Xmp\[i\].myInt1 = readInt32(myArr, offset);
Xmpl\[i\].myInt2 = readInt32(myArr, offset + 4);
Xmpl\[i\].myInt3 = readInt32(myArr, offset + 8);
Xmpl\[i\].myFloat = readInt32(myArr, offset + 12);
Xmpl\[i\].myShort1 = readInt32(myArr, offset + 16);
Xmpl\[i\].myShort2 = readInt32(myArr, offset + 18);
Xmpl\[i\].myInt4 = readInt32(myArr, offset + 20);
Xmpl\[i\].myDouble = readInt32(myArr, offset + 24);
Xmpl\[i\].myInt5 = readInt32(myArr, offset + 32);

offset += 36;

}

This code would would run fine and work, but it's repetitive. Each member of XMPL had to be referenced twice, and offset values had to be kept track of manually. The code also contained many more branch operations, array accesses, and function calls than is necessary. None of these are terribly expensive on their own, but when you need to read in a lot of data- either because you have one big file or many smaller ones- data reading can start to get bogged down. In comparison, this is the basic idea behind what I've been doing for reading in the Biq data:

struct XMPL {

public int myInt1;
public int myInt2;
public int myInt3;
public int myFloat;
public int myShort1;
public int myShort2;
public int myInt4;
public int myDouble;
public int myInt5;
}

int offset = 123456;
int xmplCount = readInt32(myArr, offset + 4);
Xmpl = new XMPL[xmplCount];
fixed (void* dataPtr = myArr, xmplPtr = Xmpl) {
byte* dataStart = (byte*)dataPtr;
int dataLength = xmplCount * sizeof(XMPL);
Buffer.MemoryCopy(dataStart + offset + 8, xmplPtr, dataLength, dataLength);
}

This code would produce the exact same output- a populated Xmpl array- as the previous example. How it works is that it first fixes the Xmpl and dataPtr arrays in place so that the C# runtime doesn't mess with their memory footprints. This is the main difference from doing this in C/C++, where no fixing is required. It makes the code a little more verbose (along with using Buffer.MemoryCopy instead of memcpy), but it's just one of the tradeoffs between languages (the main benefit of the C# way is that unsafe pointer logic is isolated).

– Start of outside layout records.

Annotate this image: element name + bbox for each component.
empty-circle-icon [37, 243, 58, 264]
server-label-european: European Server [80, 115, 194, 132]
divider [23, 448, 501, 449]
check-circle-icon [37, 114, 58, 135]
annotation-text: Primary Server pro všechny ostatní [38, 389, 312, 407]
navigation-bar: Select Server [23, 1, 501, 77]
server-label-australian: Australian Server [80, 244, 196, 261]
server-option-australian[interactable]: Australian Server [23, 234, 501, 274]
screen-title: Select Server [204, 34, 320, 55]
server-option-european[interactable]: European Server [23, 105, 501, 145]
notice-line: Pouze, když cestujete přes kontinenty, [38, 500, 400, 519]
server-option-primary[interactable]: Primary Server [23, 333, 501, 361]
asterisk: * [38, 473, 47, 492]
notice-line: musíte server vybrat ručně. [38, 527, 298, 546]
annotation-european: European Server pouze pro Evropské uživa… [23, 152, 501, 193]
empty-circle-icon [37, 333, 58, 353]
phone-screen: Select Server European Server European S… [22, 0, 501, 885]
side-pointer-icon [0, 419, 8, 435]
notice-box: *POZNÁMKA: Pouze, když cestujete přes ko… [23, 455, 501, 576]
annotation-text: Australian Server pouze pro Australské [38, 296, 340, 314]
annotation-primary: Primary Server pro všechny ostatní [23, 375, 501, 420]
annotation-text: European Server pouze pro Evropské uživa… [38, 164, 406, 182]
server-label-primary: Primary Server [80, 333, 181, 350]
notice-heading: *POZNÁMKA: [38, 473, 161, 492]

Next, instead of copying the data one field at a time, or even one struct at a time, we can copy the entire chunk of data- all 200 instances of XMPL- at once. This works because the memory layout of the data in the file already matches the memory layout of the structs. Buffer.MemoryCopy takes 4 arguments. The first is the location of the data to be copied from. We take the address of the start of the myArr array, add the offset to that, and then in this example add another 8 to skip over the "XMPL" header and 4-byte length integer. The next argument is the memory-copying target, xmplPtr. Arguments 3 and 4 are both the length of the data, which is the number of XMPL instances times the memory length of one XMPL instance. This can either be derived by hand or by simply taking sizeof(XMPL).

There are many more caveats and useful tidbits about how this is extended further, but this is the basic idea. It is the ideal way to read in fixed-length structured data in the parts of the project where that is relevant. In future posts I'll try to also go through explanations of how this works with string data, flag bits, dynamic-length data, what the [StructLayout(LayoutKind.Sequential, Pack=1)] interop means, and how this can technique can be made even more efficient by skipping the memory copy.